— Побриться не забудь, — только и сказал он.
Дорогу до дома я проделал, как во сне. При этом видел и слышал все вокруг. Даже реагировал, улыбаясь ветру и жмурясь на солнце. Но все впечатления и ощущения тут же превращались в эмоции. Вполне самодостаточные эмоции. Не требовалось подстегивать их мыслями или словами. Подставлять костыли метафор и ассоциаций. Моя суперобезьяна весело и бездумно шагала по асфальту, изредка подглядывая за мной в замочную скважину: как там я? Не загнулся еще от рефлексий; от привычки долго рассматривать яблоко, прежде чем откусить; от страха? Да, обезьяна, я боюсь. Боюсь быть искренним, доверчивым, открытым. Беззащитным. У меня нет удивительной жизнестойкости детей. Любое падение мне грозит переломом, любая царапина — неважно, на теле или в душе — будет заживать годами, саднить и гноиться. В ответ обезьяна глупо скалилась, притворяясь глухой, и зыркала по сторонам, задирая взглядом юбки всем встречным женщинам.
Мое состояние пугало меня все больше и больше. В нем не было ничего от обещанного возвращения в детство. Яркость и непосредственность мировосприятия не уравновешивались тем, что называют простодушием, наивностью, невинностью, в конце концов. Другими словами, высокочастотная клизма имени Швайбера освободила не жизнерадостную мартышку, а нечто гориллоподобное.

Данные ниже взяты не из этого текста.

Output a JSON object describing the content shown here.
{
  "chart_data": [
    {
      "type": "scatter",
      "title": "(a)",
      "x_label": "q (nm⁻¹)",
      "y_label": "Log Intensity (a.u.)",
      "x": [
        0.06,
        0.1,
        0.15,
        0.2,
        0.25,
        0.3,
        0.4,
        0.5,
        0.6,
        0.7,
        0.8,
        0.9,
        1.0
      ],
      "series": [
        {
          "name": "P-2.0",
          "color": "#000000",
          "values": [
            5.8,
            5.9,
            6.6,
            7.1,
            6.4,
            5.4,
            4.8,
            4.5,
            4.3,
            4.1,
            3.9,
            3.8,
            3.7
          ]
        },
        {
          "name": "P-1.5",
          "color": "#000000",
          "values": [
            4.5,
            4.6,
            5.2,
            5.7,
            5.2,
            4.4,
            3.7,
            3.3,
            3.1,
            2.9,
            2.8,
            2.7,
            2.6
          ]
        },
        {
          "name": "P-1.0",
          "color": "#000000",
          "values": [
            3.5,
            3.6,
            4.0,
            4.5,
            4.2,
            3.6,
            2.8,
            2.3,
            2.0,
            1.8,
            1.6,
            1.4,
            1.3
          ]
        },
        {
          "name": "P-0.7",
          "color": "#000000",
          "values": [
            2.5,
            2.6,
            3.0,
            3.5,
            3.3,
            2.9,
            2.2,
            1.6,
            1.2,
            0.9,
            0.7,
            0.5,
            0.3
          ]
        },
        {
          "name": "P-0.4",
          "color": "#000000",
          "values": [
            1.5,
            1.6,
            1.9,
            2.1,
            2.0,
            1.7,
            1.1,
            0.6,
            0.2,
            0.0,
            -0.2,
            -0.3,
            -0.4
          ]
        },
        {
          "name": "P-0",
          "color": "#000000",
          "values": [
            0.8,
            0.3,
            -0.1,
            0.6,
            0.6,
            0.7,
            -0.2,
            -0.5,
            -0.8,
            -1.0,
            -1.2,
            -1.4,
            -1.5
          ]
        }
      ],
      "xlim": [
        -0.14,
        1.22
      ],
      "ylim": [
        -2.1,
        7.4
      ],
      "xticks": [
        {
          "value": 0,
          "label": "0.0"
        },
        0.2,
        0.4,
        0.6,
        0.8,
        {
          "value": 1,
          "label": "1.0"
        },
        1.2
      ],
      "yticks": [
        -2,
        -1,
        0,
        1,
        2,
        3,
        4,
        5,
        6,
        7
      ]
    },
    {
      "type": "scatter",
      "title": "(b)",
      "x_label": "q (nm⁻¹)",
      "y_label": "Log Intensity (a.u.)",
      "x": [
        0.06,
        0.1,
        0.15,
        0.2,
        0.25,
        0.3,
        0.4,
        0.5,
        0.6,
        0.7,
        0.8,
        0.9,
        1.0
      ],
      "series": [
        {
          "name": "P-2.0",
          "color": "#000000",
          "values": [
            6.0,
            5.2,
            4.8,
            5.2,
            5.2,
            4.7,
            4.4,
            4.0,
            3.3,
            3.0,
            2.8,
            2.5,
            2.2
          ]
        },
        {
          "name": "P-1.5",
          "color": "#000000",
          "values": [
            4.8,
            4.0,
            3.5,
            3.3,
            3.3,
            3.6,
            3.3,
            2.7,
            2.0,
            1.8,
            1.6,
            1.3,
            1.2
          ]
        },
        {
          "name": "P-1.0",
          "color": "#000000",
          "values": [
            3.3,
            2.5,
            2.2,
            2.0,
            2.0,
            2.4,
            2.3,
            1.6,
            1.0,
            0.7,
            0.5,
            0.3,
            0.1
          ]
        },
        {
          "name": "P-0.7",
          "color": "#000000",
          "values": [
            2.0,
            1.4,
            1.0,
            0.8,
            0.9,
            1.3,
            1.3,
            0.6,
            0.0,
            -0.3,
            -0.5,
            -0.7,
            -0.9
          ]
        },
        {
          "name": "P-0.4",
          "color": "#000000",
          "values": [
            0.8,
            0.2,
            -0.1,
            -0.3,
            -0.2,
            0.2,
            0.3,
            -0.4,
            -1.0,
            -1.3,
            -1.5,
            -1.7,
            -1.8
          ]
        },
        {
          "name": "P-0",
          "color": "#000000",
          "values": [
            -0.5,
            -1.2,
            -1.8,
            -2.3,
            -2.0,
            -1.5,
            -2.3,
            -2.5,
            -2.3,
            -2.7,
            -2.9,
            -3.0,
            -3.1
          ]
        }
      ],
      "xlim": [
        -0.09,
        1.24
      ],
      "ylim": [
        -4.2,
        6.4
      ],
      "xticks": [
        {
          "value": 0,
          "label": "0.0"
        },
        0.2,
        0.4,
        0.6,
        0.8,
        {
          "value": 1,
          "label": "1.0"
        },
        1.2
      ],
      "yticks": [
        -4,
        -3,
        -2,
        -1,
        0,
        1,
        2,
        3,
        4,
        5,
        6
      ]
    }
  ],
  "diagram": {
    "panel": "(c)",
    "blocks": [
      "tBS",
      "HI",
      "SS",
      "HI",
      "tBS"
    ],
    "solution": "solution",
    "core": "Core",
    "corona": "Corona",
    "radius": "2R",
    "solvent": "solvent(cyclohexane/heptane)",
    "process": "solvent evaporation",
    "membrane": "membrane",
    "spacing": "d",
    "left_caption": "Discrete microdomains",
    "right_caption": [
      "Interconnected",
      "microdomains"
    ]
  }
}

— Другими словами, я не я, обезьяна не моя? Впрочем, ты прав. Одно дело, когда о голом короле кричит ребенок, и совсем иное, когда тридцатилетний жлоб, гордясь своей наблюдательностью, тычет в обнаженного пальцем, — обезьяна хохотнула.
— Ты это о чем?
— Не догадываешься? Запамятовал, что совсем недавно говорил своему лучшему другу? Могу процитировать… «А знаешь, Миха, почему ты не решился испытать установку на себе? Потому что в твоем случае это не имеет смысла. Есть такое слово — вуайеризм. Конечно, все мы немного, эти самые, но ты — нечто уникальное. То, что для других приправа, для тебя — основная пища. Тебе не обязательно самому зарабатывать деньги: тебе достаточно прочитать, как это делают другие. Тебе незачем влюбляться… Думаешь, я не замечал, какими глазами ты всегда смотрел на нас с Ленкой? А твое постоянное, назойливое миротворчество… сказать, почему ты так себя ведешь?..»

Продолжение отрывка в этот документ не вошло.